Cache all on Cloud Read Select whether to enable or disable caching for read operations. Default is enabled. When a client requests to read a block of data, the filer fetches the drive file, selects the block, and returns it to the client. Typically the entire drive file is kept in memory cache for a few seconds or minutes before being flushed. When the cache all on cloud read option is enabled, the entire drive file will persist in the cache until it is forced out, possibly for days or weeks. This feature can reduce the number of cloud reads required for files that are being frequently accessed by clients. The only potential downside is that other data in the cache will be flushed more frequently.
Cache Policies
Policy Parameters

Click Add a Policy, specify the new policy in one of the following ways, and click Add.
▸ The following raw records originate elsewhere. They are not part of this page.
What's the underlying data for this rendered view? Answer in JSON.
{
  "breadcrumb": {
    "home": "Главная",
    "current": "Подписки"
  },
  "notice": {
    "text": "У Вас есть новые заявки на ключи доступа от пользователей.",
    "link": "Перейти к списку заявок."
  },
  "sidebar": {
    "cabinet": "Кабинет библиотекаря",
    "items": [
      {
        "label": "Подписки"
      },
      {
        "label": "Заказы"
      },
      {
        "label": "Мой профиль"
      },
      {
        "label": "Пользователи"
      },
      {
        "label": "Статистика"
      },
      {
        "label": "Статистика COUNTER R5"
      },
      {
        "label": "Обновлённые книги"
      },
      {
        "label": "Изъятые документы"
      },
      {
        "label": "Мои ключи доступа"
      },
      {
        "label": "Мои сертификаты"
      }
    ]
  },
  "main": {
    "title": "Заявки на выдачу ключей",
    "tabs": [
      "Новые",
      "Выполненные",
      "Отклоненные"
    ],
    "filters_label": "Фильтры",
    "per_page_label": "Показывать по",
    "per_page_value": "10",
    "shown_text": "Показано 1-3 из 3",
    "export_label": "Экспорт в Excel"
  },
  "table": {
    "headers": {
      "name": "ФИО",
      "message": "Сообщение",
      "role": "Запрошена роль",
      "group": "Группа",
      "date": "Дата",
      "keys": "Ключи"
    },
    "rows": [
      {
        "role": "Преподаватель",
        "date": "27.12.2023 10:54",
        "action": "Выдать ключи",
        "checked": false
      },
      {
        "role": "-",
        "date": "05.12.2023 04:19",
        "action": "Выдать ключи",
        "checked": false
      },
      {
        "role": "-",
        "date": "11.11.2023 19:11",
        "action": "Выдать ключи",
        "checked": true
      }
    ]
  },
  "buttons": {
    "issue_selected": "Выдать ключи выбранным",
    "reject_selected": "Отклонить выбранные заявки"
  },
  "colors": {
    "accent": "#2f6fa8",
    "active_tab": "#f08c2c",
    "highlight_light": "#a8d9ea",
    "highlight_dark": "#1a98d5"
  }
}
  • Policy Name: Add a name to identify the policy.
  • File System: Select a filesystem on which to base the policy. (If you have multiple filers in the cloud file system, see Policy Location (Which filer is it on?).)
  • Default Action: Select a default action from the following:
    • Auto Cache: This is the standard behavior of the filer. The filer will evict blocks of a file as needed to accommodate new data.
    • Pinned: Applies a ’last out’ policy to data. It avoids evicting data unless the cache is full and new priority data is being ingested. Pinned data will be evicted only as a last resort after other data to maintain normal operations. If you choose pinned as the default action, the only way to unpin is to specify the auto cache in a rule.

Note: Panzura recommends that you keep the default action as auto cache and then use rules to assign pinning.

Rescan

Click the Rescan icon for a filesystem in the table to apply the policy to it. A dialog box opens to show the following options. Select an option and click Rescan Now to start the scan.

  • Entire File System: Initiates a full scan of the specified filesystem and applies the rule.
  • Partial Rescan: Provides the ability to selectively apply the rule based upon specified criteria, which can be a specific path, and/or a date range.

Note:  The rescan process consumes resources on the filer. If possible, rescan for the policy at off-peak times.

Rule Parameters

Click Add a rule.

  • Rule Expression: The rule syntax is based on glob programming, with the available actions or auto cache or pinning added to a glob expression. The rules are case sensitive. (See Sample Rules.)
  • Rule Action: See Rule Actions.
  • Prepopulate: Prepopulating makes the data available without forcing a reduction in cache. Panzura recommends selecting enable.
  • Deduplication: Indicates whether to apply deduplication to the data. This option controls deduplication for files that match the rule expression. If you specify No, deduplication is disabled for those files. Setting this option overrides the global deduplication setting and allows you to optimize deduplication at a fine-grained level. For example, If you enabled deduplication globally on the Cloud FS page (Distributed CloudFS Settings), you can override that setting for mp3 files by specifying a rule for mp3 files and setting dedup to No.